At the same time, the EU looks set in the next few days to announce that from 2009 all letters – and not just those weighing more than 50g, as is the case today – can be handled by any operator in any country.

The French government is leading a rearguard action in Brussels, warning that "universal coverage" – the principle that the same service applies across every part of the country, no matter how remote – will be threatened by out-and-out liberalisation.

But the Commission looks unlikely to back down, especially as it already has La Poste in its sights on a number of other counts. Brussels wants to know, for example, why it is that the Banque Postale – the post office's banking subsidiary – has the sole right to issue the highly popular tax-free savings bonds called Livret A.

It wants the French government to remove the "state guarantee" which it extends to La Poste, allowing it an advantageous credit rating when it raises money on the markets. And the Commission says that the special pension system enjoyed by La Poste retirees also amounts to unfair competition, because the enterprise has been exempt from paying a large chunk of the otherwise compulsory social charges.

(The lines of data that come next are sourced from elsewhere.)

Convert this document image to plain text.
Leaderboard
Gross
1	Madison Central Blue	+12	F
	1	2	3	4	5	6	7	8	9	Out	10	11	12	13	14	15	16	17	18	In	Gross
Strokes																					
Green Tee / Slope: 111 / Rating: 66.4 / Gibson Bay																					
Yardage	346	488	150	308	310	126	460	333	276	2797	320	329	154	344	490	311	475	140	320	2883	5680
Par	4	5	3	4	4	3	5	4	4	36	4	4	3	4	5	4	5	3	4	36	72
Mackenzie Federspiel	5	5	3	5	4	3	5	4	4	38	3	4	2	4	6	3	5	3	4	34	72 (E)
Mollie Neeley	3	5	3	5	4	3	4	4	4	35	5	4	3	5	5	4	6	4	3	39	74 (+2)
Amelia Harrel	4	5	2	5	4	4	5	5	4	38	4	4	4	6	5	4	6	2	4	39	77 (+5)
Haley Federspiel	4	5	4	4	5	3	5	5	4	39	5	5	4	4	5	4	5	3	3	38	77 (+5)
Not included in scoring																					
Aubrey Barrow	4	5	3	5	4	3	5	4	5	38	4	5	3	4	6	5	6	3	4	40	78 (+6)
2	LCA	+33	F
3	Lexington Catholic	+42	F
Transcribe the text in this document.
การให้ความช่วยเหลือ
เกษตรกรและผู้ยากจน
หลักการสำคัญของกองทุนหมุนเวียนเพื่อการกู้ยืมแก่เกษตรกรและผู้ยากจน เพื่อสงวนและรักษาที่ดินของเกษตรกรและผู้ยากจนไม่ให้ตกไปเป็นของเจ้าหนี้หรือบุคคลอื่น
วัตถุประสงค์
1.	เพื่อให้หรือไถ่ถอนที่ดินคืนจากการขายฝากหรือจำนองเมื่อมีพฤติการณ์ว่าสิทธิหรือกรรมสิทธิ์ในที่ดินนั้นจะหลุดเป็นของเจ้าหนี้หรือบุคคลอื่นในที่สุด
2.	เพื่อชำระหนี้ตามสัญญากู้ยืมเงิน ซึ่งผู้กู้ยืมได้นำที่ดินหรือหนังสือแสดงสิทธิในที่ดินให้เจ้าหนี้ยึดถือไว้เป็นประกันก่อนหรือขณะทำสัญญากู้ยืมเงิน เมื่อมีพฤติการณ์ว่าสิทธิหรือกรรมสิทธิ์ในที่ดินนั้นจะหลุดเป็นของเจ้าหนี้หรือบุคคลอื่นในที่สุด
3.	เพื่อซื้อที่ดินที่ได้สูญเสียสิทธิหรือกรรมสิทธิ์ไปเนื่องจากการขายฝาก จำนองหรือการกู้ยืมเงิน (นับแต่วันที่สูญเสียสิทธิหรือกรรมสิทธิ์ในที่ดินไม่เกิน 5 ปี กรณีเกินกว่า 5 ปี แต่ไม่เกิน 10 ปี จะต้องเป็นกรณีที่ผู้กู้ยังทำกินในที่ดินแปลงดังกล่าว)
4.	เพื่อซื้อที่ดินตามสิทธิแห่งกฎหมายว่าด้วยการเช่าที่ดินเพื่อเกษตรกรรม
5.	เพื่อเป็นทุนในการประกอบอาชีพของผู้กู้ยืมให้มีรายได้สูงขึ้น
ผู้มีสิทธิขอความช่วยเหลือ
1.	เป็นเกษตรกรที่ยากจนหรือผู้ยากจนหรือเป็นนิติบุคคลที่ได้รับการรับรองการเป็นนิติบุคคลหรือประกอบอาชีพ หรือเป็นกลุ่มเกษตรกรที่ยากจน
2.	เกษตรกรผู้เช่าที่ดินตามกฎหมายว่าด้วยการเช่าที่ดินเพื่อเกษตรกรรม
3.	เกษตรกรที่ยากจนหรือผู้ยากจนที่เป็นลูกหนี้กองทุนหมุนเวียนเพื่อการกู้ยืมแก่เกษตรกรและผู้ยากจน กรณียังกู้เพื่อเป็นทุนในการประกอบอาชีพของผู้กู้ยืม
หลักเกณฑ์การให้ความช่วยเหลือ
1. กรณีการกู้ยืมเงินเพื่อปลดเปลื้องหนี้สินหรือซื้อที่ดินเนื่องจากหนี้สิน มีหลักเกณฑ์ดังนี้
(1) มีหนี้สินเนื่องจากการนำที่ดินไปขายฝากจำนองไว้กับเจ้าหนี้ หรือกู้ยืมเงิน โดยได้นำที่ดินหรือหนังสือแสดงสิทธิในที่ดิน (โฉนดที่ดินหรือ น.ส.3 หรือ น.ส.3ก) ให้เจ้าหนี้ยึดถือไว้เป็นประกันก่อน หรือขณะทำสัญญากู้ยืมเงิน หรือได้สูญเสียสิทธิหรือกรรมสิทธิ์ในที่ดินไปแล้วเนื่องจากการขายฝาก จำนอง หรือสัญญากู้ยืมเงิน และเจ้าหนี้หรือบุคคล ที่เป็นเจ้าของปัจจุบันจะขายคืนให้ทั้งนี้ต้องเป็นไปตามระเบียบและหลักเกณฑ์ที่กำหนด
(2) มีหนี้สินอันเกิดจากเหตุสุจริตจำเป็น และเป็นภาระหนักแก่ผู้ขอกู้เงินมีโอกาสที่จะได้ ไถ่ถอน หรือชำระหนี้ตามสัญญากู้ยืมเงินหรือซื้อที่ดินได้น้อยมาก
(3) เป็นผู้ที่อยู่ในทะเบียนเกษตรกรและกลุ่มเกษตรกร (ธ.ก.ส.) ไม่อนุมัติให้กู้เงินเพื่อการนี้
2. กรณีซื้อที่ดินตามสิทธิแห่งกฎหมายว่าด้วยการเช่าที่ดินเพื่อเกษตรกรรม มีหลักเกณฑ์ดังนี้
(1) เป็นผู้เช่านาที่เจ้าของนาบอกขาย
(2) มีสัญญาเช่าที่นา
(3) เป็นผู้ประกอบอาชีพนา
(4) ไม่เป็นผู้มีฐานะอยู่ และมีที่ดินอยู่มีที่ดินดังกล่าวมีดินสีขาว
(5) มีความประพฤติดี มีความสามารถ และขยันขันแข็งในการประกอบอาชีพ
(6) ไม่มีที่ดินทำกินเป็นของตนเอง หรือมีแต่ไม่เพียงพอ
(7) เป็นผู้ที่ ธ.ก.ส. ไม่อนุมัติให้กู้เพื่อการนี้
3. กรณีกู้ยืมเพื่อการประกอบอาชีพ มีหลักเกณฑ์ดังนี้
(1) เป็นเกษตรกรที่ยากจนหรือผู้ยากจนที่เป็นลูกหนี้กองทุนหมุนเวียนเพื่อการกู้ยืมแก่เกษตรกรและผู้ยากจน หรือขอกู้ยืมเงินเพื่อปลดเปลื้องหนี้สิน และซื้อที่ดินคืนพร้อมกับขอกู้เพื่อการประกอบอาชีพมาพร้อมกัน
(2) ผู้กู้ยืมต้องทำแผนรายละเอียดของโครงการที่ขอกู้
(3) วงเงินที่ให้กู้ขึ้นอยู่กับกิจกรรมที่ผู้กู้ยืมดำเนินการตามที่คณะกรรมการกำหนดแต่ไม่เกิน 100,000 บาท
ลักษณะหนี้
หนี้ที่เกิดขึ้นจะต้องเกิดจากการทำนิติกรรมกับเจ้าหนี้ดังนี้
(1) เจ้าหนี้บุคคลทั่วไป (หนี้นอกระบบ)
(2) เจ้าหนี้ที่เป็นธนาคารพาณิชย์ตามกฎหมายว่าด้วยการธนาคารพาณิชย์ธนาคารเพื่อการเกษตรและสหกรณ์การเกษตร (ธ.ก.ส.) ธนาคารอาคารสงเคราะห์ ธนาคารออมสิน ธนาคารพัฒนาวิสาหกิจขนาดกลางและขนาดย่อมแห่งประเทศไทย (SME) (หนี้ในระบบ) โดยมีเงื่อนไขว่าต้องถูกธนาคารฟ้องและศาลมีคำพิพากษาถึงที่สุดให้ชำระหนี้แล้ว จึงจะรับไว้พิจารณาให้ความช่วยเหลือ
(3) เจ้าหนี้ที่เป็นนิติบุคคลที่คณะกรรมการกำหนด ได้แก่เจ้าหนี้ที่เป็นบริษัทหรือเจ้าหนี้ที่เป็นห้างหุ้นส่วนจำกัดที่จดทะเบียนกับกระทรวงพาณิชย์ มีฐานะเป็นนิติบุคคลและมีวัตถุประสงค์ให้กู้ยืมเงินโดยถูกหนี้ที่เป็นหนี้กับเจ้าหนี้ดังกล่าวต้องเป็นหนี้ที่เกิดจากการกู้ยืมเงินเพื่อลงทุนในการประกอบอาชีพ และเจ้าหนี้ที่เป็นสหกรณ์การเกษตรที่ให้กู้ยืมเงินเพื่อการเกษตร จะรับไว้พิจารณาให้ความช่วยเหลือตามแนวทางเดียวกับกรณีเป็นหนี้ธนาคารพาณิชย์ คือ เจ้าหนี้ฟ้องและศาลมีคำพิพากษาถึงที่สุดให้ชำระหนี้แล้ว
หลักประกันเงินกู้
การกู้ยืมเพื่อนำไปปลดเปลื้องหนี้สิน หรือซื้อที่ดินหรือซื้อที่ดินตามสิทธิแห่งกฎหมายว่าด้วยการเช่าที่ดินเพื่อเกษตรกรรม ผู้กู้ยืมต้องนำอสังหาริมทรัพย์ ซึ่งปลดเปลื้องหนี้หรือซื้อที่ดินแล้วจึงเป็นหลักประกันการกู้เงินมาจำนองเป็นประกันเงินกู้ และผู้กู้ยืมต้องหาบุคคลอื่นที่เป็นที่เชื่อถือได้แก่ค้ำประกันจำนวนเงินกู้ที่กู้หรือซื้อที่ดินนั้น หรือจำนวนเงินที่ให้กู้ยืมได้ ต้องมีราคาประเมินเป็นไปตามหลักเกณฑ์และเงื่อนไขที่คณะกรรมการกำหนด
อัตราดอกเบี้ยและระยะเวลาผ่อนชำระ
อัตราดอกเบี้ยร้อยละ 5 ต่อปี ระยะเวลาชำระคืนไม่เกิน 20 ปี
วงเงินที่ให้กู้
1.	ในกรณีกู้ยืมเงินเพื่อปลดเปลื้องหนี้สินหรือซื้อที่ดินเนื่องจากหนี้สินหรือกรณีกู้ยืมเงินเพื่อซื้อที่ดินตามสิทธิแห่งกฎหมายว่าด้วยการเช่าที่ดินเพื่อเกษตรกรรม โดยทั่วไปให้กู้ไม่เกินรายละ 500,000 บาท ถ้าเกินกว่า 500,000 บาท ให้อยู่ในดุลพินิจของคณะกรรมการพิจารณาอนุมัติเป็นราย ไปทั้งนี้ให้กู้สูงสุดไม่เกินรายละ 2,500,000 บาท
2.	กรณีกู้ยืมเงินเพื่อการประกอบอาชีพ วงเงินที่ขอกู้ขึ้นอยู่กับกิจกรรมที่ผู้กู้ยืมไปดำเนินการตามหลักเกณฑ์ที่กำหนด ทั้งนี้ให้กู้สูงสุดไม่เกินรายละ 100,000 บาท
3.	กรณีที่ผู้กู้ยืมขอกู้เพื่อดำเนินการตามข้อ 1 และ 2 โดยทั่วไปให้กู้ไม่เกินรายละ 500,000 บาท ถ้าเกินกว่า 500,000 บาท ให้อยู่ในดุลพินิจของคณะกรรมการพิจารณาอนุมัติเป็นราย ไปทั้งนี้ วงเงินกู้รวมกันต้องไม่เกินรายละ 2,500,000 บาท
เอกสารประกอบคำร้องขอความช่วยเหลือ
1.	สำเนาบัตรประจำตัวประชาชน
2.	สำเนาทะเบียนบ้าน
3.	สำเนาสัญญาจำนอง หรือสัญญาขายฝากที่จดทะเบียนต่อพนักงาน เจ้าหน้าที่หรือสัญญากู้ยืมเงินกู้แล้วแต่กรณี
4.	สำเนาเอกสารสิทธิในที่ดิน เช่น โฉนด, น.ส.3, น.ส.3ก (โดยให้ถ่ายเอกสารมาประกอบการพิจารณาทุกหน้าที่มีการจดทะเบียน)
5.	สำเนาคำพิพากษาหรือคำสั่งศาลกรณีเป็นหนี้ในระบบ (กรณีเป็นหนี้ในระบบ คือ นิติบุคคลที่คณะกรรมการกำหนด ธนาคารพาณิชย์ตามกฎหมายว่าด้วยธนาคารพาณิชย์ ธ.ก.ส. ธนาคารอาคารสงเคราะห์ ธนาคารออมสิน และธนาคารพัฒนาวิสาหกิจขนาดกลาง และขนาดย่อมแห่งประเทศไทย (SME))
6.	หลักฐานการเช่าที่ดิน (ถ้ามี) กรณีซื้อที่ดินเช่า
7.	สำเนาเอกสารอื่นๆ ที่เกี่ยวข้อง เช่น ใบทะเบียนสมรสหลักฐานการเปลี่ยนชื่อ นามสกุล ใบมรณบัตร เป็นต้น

La Poste's traditionally militant trade unions are watching developments with dread – fearing job-losses, pay-cuts and the closure of hundreds of "unviable" bureaux. "Under the guise of opening up mail to competition… management's aim is to transform La Poste into a profitable company – all the better to privatise it," said the CGT union, calling for a day of strikes and demonstrations next month.

But everyone can see that change is coming. Last week La Poste's management unveiled a 700m euro (GBP470m) investment plan – designed to equip the company for the future. The 100,000 postmen and women are to have pocket computers and GPS monitors; there will be 12,000 bicycles with pivoting seats as well as 400 electronic bikes; and staff will take on other jobs like reading gas meters.
The message is clear: once again a French state mammoth is being prepared for the Brussels steeplechase.